Das Forscherteam um Otmar Weiß vom Zentrum für Sportwissenschaft hat seine Studie "Psychomotorik in der Schule" getauft; sie soll bis 2016 laufen. "Lernen ist ja nicht nur eine kognitive Angelegenheit", sagt Weiß, stellvertretender Leiter des Zentrums und studierter Soziologe. Lernen habe viel mit der Befindlichkeit des Menschen zu tun, mit seinen Interessen und Gefühlen. "Erst wenn etwas in den Sinnen ist, ist es auch im Verstand." Durch die Verknüpfung von Lernen und Bewegung können Kinder Neues besser aufnehmen, abspeichern und abrufen.

Selbsterfahrung als Basis für Empathie

Hinter dem Projekt steht die Annahme, dass Denken und Lernen dann am besten funktionieren, wenn der Körper miteinbezogen wird: Erst wenn alle Sinne aktiviert sind und zusammenspielen, könne sich Wissen festsetzen.
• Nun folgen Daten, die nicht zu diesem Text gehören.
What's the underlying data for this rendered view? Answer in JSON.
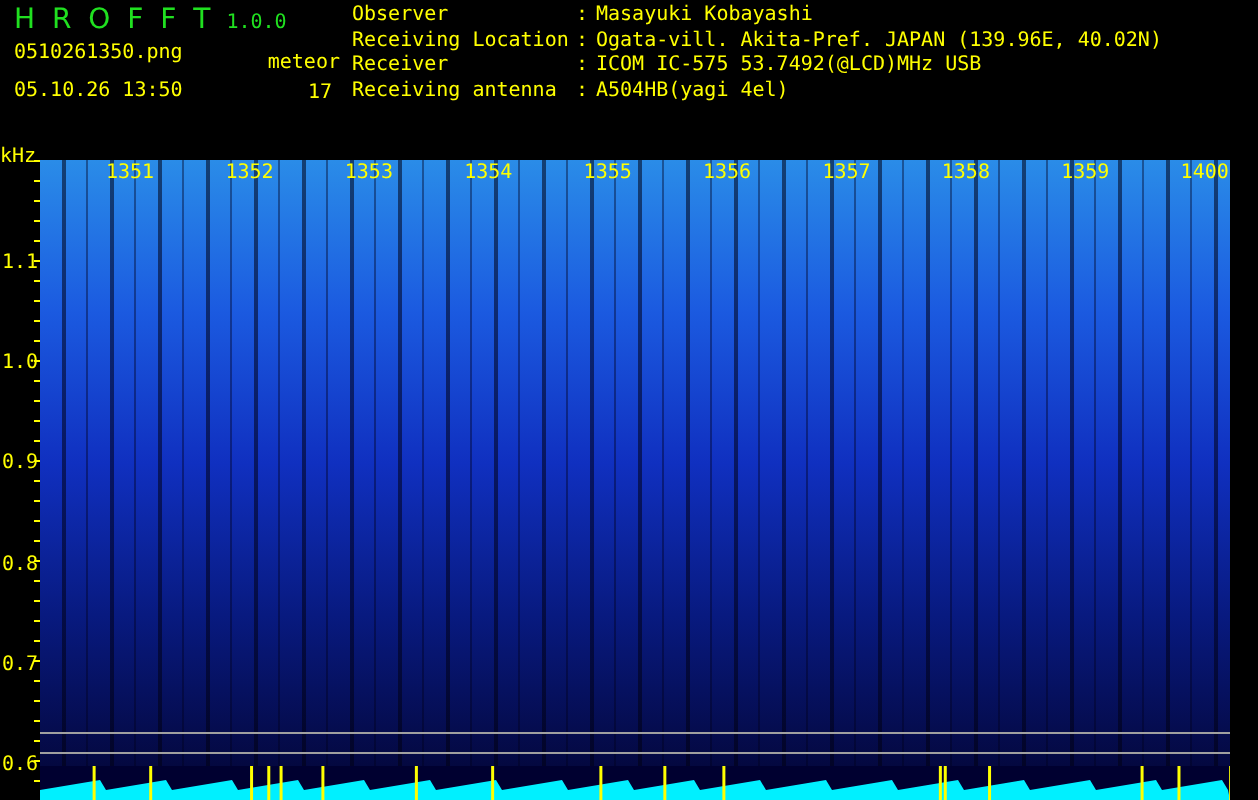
{
  "app": {
    "name": "H R O F F T",
    "version": "1.0.0"
  },
  "file": "0510261350.png",
  "datetime": "05.10.26 13:50",
  "meteor": {
    "label": "meteor",
    "count": "17"
  },
  "info": [
    {
      "label": "Observer",
      "separator": ":",
      "value": "Masayuki Kobayashi"
    },
    {
      "label": "Receiving Location",
      "separator": ":",
      "value": "Ogata-vill. Akita-Pref. JAPAN (139.96E, 40.02N)"
    },
    {
      "label": "Receiver",
      "separator": ":",
      "value": "ICOM IC-575 53.7492(@LCD)MHz USB"
    },
    {
      "label": "Receiving antenna",
      "separator": ":",
      "value": "A504HB(yagi 4el)"
    }
  ],
  "axis": {
    "unit": "kHz",
    "y_labels": [
      "1.1",
      "1.0",
      "0.9",
      "0.8",
      "0.7",
      "0.6"
    ],
    "time_labels": [
      "1351",
      "1352",
      "1353",
      "1354",
      "1355",
      "1356",
      "1357",
      "1358",
      "1359",
      "1400"
    ]
  }
}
Die Psychomotorik ist eine relativ junge wissenschaftliche Disziplin. Die Sinnerfahrung bildet in diesem Konzept die Basis für abstraktes Denken: Indem durch Bewegung die bessere Wahrnehmung des eigenen Körpers geschult wird, lasse sich ein physiologischer und zugleich psychologischer Effekt erzielen. Weiß: "Nur wenn man sich selbst kennt, wenn man Selbsterfahrungen gemacht hat, ist es möglich, dass man jene Empathie und jenes Einfühlungsvermögen entwickelt, das in den unterschiedlichen sozialen Settings notwendig ist."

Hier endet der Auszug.